A guy who is still probably wondering where he goes to get his reputation back. The AP story says: “A former college football coach who was cleared in a child pornography investigation in Minnesota is the new head coach at Minot State. The Minot Daily News and KTOE radio first reported Thursday that former Minnesota State-Mankato coach Todd Hoffner got the job. Minot State spokesman Michael Linnell confirmed the hire to The Associated Press.”
As initiatives to voting blocs go, this is a no-brainer. The AP says: “Democrats in the Minnesota Legislature are planning a big push for what they’re calling a ‘Women’s Economic Security Act.’ House Speaker Paul Thissen of Minneapolis unveiled the checklist of proposals Thursday at the Women’s Economic Security Summit in St. Paul. It includes a wide range of legislative proposals, from increasing the minimum wage and expanding child care access to enhancing protections for domestic violence victims.” Given the DFL’s control, they better get all of that passed.

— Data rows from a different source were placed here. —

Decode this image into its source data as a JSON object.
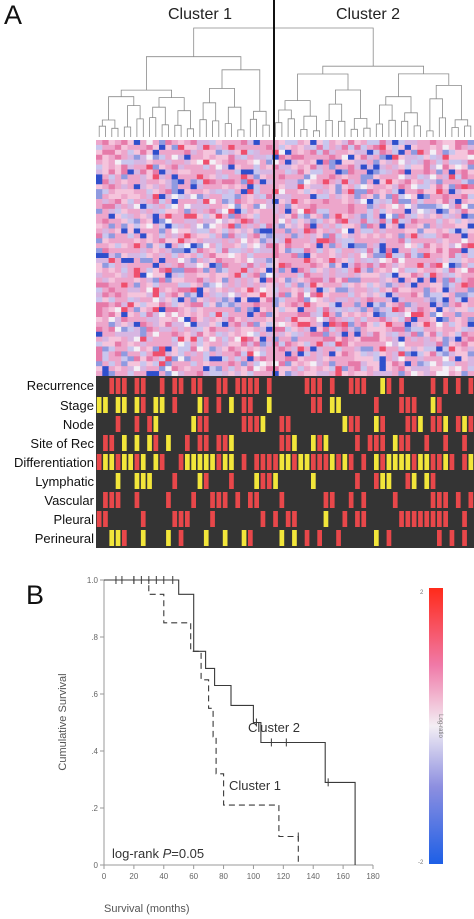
{
  "panel_a": {
    "letter": "A",
    "clusters": [
      "Cluster 1",
      "Cluster 2"
    ],
    "clinical_rows": [
      "Recurrence",
      "Stage",
      "Node",
      "Site of Rec",
      "Differentiation",
      "Lymphatic",
      "Vascular",
      "Pleural",
      "Perineural"
    ]
  },
  "panel_b": {
    "letter": "B",
    "ylabel": "Cumulative Survival",
    "xlabel": "Survival (months)",
    "stat_prefix": "log-rank ",
    "stat_p": "P",
    "stat_value": "=0.05",
    "color_scale": {
      "top": "2",
      "label": "Log-ratio",
      "bottom": "-2"
    }
  },
  "colors": {
    "red": "#e8474a",
    "yellow": "#f2e63a",
    "dark": "#343434",
    "heat_pink": "#e88ec0",
    "heat_blue": "#2845c8"
  },
  "chart_data": [
    {
      "type": "heatmap",
      "title": "",
      "columns_left": 28,
      "columns_right": 32,
      "annotation_rows": [
        "Recurrence",
        "Stage",
        "Node",
        "Site of Rec",
        "Differentiation",
        "Lymphatic",
        "Vascular",
        "Pleural",
        "Perineural"
      ],
      "scale": {
        "min": -2,
        "max": 2,
        "label": "Log-ratio"
      }
    },
    {
      "type": "line",
      "xlabel": "Survival (months)",
      "ylabel": "Cumulative Survival",
      "xlim": [
        0,
        180
      ],
      "ylim": [
        0,
        1
      ],
      "x_ticks": [
        0,
        20,
        40,
        60,
        80,
        100,
        120,
        140,
        160,
        180
      ],
      "y_ticks": [
        0,
        0.2,
        0.4,
        0.6,
        0.8,
        1.0
      ],
      "y_tick_labels": [
        "0",
        ".2",
        ".4",
        ".6",
        ".8",
        "1.0"
      ],
      "series": [
        {
          "name": "Cluster 2",
          "style": "solid",
          "points": [
            [
              0,
              1.0
            ],
            [
              50,
              1.0
            ],
            [
              50,
              0.95
            ],
            [
              60,
              0.95
            ],
            [
              60,
              0.75
            ],
            [
              68,
              0.75
            ],
            [
              68,
              0.69
            ],
            [
              74,
              0.69
            ],
            [
              74,
              0.63
            ],
            [
              85,
              0.63
            ],
            [
              85,
              0.56
            ],
            [
              100,
              0.56
            ],
            [
              100,
              0.5
            ],
            [
              105,
              0.5
            ],
            [
              105,
              0.43
            ],
            [
              148,
              0.43
            ],
            [
              148,
              0.29
            ],
            [
              168,
              0.29
            ],
            [
              168,
              0.0
            ]
          ],
          "censors": [
            [
              8,
              1.0
            ],
            [
              12,
              1.0
            ],
            [
              20,
              1.0
            ],
            [
              25,
              1.0
            ],
            [
              30,
              1.0
            ],
            [
              35,
              1.0
            ],
            [
              40,
              1.0
            ],
            [
              46,
              1.0
            ],
            [
              102,
              0.5
            ],
            [
              112,
              0.43
            ],
            [
              122,
              0.43
            ],
            [
              150,
              0.29
            ]
          ]
        },
        {
          "name": "Cluster 1",
          "style": "dashed",
          "points": [
            [
              0,
              1.0
            ],
            [
              30,
              1.0
            ],
            [
              30,
              0.95
            ],
            [
              40,
              0.95
            ],
            [
              40,
              0.85
            ],
            [
              58,
              0.85
            ],
            [
              58,
              0.75
            ],
            [
              65,
              0.75
            ],
            [
              65,
              0.65
            ],
            [
              70,
              0.65
            ],
            [
              70,
              0.55
            ],
            [
              73,
              0.55
            ],
            [
              73,
              0.45
            ],
            [
              75,
              0.45
            ],
            [
              75,
              0.32
            ],
            [
              80,
              0.32
            ],
            [
              80,
              0.21
            ],
            [
              117,
              0.21
            ],
            [
              117,
              0.1
            ],
            [
              130,
              0.1
            ],
            [
              130,
              0.0
            ]
          ],
          "censors": [
            [
              20,
              1.0
            ],
            [
              130,
              0.1
            ]
          ]
        }
      ]
    }
  ]
}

I witnessed it firsthand … . Another KMSP story says: “A series of spinouts and crashes shut down southbound Interstate 35 at Highway 8 Thursday morning, between Forest Lake, Minn., and Wyoming, Minn. We counted at least 15 spinouts in less than 30 seconds of the traffic camera video. The crashes kept southbound I-35 closed for just under 2 hours. The Minnesota State Patrol reopened the highway at Forest Lake just after 10:30 a.m.” Video is at the link.
And if you need a laugh, here’s another video. This is a trailer from the new season of “Portlandia”, the IFC comedy series about a certain rarefied demographic … like the the kind who tailgate before a “Prairie Home Companion” show. From Rolling Stone: “The sketch opens with a flurry of marching band drums as recurring characters Malcolm (Fred Armisen) and Kris (Carrie Brownstein) set up their ridiculously dorky tailgate spread outside of a Portland arena. Joined by a group of fellow middle-aged Prairie fans (let’s say ‘Prairie dogs’), the couple launch into a spree of sidesplitting one-liners. One of the best bits finds Malcolm sharing a story about a show in Seattle that found none other than NPR host Terry Gross gracing the stage. (As Kris notes, other people in their row fainted and, naturally, ‘peed their pants.’) ”
As if the cost of propane wasn’t bad enough … Tony Solano of KEYC-TV in Mankato reports: “Two of the three people exposed to carbon monoxide poisoning in New Ulm are still in the hospital. On Monday we told you that dispatchers received a call from a home at 1018 North Broadway. The three people living there reported flu-like symptoms. Allina Ambulance took 93 year-old Arnold Schweiss, his wife 90 year-old Velma Schweiss and step-son Steve Harder, to New Ulm Medical Center. … Police say snowdrifts around the home’s exhaust and intake vents caused the carbon monoxide build-up in the home. If you have questions about preventing carbon monoxide poisoning, contact your local law enforcement agency.”